A proposito, Di Pietro ha definito «una porcata» la nuova legge. Ha ragione, ma vorrei aggiungere che sul piano morale è anche una bella porcata incassare decine di milioni di danaro pubblico destinato a un partito attraverso una società parallela, intestata al leader e ai suoi famigli. Esattamente come Antonio Di Pietro ha fatto per anni.
In quanto associazioni private, i partiti possono disporre del danaro che ricevono, dal pubblico o dal privato, come vogliono, senza controlli e senza incorrere in reati. Con questo scudo legale sarà infatti assai complicato, nei processi per le vicende della Margherita e della Lega, provare i reati di appropriazione indebita e truffa ai danni dello Stato, perfino sulla «paghetta» ai figli di Bossi. Esiste anzi il rischio concreto che tutto finisca in nulla e i corrotti festeggino un’altra finta assoluzione. Come, per inciso, esiste il rischio che con la nuova e vergognosa norma di “spacchettamento” del reato di collusione, appena approvata in Parlamento – dimezzamento delle pene e dei tempi della prescrizione – finiscano in nulla i processi per altri scandali, dal caso Penati all’affare Ruby-Berlusconi. L’autentica riforma oggi non è abolire il finanziamento pubblico, che esiste in molte democrazie, sia pure con cifre più ridotte e controlli assai maggiori, ma cambiare lo status giuridico dei partiti. L’Unione europea lo ha chiesto con una norma del 2004, formalmente accolta dal Parlamento italiano nel 2006, mai applicata.
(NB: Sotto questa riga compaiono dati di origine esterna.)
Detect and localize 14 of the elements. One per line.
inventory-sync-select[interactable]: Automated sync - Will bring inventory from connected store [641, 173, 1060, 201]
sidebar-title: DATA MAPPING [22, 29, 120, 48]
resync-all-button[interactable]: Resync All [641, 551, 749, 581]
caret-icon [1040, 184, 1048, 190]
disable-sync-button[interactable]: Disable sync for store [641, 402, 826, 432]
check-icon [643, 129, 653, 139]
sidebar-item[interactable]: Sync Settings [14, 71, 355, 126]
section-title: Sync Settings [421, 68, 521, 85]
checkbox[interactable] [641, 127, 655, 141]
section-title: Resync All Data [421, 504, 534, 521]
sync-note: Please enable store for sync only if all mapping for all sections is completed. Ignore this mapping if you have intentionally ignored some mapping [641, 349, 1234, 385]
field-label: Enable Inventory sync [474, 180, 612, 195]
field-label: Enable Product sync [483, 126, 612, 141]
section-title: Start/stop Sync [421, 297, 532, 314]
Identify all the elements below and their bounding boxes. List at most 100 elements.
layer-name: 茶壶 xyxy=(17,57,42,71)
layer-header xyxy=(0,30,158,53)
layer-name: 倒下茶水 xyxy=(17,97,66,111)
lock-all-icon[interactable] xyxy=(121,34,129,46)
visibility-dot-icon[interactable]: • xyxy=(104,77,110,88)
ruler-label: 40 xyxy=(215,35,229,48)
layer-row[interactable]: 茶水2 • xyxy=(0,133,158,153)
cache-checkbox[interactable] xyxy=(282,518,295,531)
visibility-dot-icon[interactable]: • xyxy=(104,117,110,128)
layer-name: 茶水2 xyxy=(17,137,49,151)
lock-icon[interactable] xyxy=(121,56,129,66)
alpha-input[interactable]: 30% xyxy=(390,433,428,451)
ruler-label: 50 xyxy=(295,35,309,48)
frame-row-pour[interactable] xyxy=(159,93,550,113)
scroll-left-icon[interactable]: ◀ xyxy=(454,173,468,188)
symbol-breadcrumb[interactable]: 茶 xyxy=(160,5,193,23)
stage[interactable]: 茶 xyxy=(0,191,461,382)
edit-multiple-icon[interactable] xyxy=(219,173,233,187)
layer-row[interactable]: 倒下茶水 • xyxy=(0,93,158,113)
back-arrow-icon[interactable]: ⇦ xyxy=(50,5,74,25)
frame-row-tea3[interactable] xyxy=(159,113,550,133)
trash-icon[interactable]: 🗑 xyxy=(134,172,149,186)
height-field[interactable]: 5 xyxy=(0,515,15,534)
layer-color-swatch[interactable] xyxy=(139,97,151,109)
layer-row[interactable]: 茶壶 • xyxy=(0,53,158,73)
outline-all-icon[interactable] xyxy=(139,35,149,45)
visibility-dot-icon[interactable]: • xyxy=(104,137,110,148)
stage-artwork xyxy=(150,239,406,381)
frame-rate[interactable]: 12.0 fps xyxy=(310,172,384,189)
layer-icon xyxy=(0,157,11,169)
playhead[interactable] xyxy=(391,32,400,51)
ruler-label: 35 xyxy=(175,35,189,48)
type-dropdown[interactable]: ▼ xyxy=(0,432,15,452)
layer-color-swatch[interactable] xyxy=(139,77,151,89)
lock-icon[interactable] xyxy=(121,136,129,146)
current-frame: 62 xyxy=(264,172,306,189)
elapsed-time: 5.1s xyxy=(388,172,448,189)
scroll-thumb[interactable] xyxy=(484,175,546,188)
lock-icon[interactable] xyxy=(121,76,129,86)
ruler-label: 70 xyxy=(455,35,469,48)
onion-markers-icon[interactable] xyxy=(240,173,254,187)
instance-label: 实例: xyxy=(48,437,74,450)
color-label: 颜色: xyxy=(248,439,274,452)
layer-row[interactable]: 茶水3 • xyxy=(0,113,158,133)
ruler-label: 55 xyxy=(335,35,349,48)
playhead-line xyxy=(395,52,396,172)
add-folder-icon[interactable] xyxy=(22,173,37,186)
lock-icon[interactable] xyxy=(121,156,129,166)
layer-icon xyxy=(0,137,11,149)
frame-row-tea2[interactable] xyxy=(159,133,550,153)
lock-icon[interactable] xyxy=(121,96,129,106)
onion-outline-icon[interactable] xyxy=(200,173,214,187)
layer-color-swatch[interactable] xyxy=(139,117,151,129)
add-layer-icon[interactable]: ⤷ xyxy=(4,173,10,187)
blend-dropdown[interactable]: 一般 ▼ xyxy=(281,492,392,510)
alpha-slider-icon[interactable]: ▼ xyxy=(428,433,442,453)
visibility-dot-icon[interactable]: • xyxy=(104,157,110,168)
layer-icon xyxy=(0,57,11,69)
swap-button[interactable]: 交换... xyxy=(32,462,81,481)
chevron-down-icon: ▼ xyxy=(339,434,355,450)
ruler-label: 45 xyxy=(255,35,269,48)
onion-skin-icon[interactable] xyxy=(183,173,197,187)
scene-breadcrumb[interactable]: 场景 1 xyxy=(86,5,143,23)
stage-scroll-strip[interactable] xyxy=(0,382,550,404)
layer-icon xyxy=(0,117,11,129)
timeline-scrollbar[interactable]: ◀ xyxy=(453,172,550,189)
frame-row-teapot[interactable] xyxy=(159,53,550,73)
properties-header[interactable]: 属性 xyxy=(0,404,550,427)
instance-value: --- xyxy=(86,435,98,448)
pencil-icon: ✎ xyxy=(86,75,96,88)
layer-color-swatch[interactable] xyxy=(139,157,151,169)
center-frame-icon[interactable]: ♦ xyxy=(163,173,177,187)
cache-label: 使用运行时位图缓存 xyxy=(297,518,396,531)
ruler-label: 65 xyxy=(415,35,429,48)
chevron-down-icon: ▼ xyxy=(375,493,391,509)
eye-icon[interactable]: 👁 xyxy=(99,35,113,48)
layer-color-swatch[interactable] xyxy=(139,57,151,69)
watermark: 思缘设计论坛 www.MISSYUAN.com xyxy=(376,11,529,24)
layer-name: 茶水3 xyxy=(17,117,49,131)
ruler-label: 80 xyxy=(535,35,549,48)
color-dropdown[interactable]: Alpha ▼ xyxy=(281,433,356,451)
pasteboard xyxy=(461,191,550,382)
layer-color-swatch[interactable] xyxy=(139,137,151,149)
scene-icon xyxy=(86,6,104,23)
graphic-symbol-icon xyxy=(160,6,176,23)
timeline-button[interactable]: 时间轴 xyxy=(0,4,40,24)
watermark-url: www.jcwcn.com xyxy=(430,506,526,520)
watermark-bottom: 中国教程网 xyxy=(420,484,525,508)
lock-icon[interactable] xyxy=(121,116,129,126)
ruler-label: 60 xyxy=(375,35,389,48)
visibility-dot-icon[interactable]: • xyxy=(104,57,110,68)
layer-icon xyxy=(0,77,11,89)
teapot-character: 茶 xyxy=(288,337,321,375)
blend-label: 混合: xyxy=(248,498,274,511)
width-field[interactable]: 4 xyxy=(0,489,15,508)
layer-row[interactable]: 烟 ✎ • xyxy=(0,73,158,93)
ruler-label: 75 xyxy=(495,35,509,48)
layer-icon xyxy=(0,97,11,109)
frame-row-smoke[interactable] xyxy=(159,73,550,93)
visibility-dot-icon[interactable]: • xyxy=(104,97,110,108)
A parte questo, ci sarebbe la vecchia cara Costituzione con l’articolo 49, dove i partiti sono chiamati a concorrere alla politica nazionale “con metodo democratico”. Ora, quale metodo democratico applicano i nostri partiti padronali, blindati all’esterno come associazioni private? Certo sostenere che bisogna cambiare lo status giuridico non è adatto a strappare l’applauso come dire «basta soldi ai partiti». Il gioco del populismo è sempre lo stesso: dare al popolo soluzioni semplici. Che con il tempo naturalmente si riveleranno catastrofiche. Ma almeno in un caso, il problema dei costi della politica in Italia, la questione è davvero semplice. Basta adattare le norme al resto d’Europa. Le norme, il numero dei parlamentari e degli enti, i privilegi, le auto blu e gli stipendi. Non è davvero difficile capire la ragione per cui i cittadini italiani sono stufi di pagare un consigliere regionale, la Minetti o il Trota per fare due esempi illustri, più di quanto i cittadini francesi paghino il presidente Hollande o gli americani il presidente Obama.
Con la nuova legge invece tutte le anomalie italiane rimangono tali e quali e si concede soltanto uno sconto del cinquanta per cento per calmare le folle eccitate dal populismo anticasta. In questo modo si conserva il terreno sul quale è cresciuta in questi anni la mala pianta della corruzione.